Bruja

14 0 0
                                    

[...] saber que sólo somos un pálido excremento

del amor,

de la muerte.

(O.G.)

Observó con atención el amanecer que se arrastraba perezoso por la ventana. Un despertar de un miserable rosa. El color en sí, lo es. No es rojo, no es blanco, es simplemente un color impuro. Es una repugnante mezcla donde los más inocentes deseos se ven contaminados por la violenta sangre.

El color arrastra consigo sueños flechados a muerte, que vestían de rosa pastel. También lleva consigo burlas, golpes, llantos, enojos, humillación. Pero lo peor son los sueños, aquellos que el puro rojo se encargó de destruir con total y completa conciencia.

El rojo carmesí barrió la alegría, dejando la verdad.

El bermellón solo se llevó el blanco, dejando la violencia.

El escarlata no dejó nada, como una tormenta arrasó hasta los cimientos, robando deseos blancos teñidos de rosa, un asqueroso rosa que no es más que cobardía disfrazada.

Ahora, encerrada en aquella celda, no podía más que odiar el rosa, tanto como odia los rojos cabellos que, hechos de fuego, caen sin gracia por su pálido rostro; esos mismos que hace algún tiempo habían atraído la mirada de un ladrón, uno que prometió amor eterno. ¡Qué ingenua fue al creerle! Era el mismo ladrón que acercaba el ojo izquierdo por las pequeñas aberturas en un lejano puente, contemplando el suave color que perdían las aguas al huir la noche. Era el mismo que observaba con añoranza los puertos plagados de barcazas, lamentando con vergüenza la suerte de su amada mientras el pútrido rosa del amanecer flotaba con la bruma sobre la ciudad.

Un tintineo avisó que su tiempo había terminado. Los pasos de los carceleros irrumpieron el agrio silencio que se deslizaba como serpiente entre los barrotes de la celda, logrando que los ojos de bosque de la muchacha que allí temblaba de frío, de miedo, o de dolor, se fijaran en ellos.

Y gritó.

Gritó por ayuda que no vendría. Por sueños que no despertarían. Por aquella rabia naciente de la traición.

Los guardias la recorrieron con morbosa lujuria, que buscaban disfrazar de asco. Tomaron las cadenas y la condujeron fuera de las mazmorras, arreándola como ganado a través de las callejuelas de la aldea hasta la plaza, cargada de gente. La ataron al poste en el corazón de la villa.

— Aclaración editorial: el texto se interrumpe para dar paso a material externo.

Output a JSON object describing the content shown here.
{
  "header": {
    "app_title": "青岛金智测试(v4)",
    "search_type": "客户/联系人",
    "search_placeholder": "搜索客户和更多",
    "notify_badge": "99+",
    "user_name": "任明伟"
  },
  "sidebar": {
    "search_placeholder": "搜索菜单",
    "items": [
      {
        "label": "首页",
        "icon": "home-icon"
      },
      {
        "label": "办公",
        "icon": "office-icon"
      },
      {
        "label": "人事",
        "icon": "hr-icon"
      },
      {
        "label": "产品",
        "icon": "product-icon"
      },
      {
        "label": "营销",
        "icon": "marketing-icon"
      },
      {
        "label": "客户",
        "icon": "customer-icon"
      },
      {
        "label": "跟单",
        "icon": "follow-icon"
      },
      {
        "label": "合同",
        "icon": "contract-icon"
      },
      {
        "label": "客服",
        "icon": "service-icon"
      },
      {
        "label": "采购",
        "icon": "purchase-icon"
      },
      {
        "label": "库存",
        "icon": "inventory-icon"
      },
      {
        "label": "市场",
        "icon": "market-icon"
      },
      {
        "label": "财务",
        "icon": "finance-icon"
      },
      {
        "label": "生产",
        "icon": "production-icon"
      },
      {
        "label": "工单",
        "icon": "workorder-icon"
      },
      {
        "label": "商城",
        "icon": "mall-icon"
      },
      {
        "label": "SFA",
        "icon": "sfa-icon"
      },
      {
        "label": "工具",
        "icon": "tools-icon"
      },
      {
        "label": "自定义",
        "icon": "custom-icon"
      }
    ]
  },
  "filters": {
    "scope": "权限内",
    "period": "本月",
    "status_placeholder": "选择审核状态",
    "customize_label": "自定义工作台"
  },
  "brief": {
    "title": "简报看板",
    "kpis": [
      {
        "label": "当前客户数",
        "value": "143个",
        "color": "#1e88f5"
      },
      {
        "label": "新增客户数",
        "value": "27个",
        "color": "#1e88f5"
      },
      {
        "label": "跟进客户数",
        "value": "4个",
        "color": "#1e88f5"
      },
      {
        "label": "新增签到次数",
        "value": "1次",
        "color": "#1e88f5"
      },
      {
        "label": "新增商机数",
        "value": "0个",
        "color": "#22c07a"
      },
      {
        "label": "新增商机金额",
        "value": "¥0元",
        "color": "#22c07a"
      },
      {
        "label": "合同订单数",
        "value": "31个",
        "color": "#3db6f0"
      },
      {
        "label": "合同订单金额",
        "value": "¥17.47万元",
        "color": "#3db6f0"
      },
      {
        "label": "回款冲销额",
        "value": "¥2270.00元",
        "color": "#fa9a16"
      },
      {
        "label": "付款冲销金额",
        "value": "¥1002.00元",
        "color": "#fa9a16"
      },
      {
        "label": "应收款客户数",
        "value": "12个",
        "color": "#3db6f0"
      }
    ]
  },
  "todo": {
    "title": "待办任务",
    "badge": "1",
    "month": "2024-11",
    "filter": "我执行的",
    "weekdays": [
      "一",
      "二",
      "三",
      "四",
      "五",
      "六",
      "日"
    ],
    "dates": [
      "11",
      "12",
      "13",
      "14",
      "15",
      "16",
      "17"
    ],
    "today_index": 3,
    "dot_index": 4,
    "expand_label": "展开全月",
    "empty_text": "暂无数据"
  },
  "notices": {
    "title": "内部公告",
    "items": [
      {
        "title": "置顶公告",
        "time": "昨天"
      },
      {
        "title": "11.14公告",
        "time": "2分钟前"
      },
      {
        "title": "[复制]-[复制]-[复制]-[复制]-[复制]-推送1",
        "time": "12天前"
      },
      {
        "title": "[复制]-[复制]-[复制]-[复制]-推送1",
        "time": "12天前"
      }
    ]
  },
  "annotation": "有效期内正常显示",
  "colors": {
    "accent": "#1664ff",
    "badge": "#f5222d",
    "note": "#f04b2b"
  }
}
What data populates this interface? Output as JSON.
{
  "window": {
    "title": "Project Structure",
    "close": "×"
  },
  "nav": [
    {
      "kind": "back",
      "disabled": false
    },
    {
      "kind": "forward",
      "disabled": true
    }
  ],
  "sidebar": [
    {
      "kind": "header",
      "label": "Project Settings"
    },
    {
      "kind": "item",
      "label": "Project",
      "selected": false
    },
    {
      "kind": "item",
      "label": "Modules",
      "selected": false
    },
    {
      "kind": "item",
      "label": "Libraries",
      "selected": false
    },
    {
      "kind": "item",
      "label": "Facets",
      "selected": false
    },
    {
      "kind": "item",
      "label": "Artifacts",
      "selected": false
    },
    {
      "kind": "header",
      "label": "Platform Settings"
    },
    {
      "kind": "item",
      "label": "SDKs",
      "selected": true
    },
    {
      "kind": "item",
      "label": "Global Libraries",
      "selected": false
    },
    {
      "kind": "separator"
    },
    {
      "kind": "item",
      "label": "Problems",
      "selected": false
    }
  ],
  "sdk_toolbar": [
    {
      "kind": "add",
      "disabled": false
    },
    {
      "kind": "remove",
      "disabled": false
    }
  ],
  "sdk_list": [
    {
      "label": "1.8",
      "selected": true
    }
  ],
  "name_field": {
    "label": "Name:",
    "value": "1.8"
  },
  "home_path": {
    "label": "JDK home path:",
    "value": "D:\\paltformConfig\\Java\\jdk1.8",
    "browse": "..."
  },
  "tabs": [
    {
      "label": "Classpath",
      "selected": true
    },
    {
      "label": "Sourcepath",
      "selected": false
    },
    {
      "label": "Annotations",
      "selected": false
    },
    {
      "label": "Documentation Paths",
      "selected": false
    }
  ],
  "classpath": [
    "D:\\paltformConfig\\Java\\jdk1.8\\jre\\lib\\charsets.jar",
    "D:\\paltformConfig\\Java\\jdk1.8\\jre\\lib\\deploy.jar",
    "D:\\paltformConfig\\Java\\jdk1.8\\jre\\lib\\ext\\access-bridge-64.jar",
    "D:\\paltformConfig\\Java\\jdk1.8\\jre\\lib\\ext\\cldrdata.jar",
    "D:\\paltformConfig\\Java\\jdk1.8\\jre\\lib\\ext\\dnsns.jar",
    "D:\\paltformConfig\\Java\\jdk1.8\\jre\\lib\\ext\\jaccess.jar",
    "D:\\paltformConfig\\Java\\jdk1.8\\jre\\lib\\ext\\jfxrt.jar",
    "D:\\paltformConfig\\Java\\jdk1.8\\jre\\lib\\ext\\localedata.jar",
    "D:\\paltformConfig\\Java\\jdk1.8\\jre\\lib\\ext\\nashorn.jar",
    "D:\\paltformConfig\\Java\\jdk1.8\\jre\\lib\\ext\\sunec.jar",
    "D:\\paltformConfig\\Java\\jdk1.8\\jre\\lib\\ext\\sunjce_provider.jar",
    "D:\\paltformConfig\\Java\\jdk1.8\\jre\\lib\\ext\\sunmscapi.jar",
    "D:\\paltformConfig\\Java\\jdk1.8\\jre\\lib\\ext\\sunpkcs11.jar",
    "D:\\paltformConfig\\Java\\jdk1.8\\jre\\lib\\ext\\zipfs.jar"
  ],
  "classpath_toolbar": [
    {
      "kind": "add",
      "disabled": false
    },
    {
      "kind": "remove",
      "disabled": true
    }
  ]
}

Y fue allí, que él, alejado y oculto en ese mismo puente que comprendió que jamás es suficiente, una de las pocas verdades absolutas.

Nunca tendría suficientes perdones.

Nunca tendría suficiente abrigo.

Nunca tendría suficientes mares.

Nunca tendría suficiente de aquella mujer a quien amaba, aún luego de entregarla a todos esos ojos babeantes de inquisición y de sangre.

Y mientras el ladrón protegido por una cobarde niebla rosa comprendía esta verdad, en la seguridad de la lejanía, los cabellos de la mujer se fundían con las llamas rojas de la hoguera.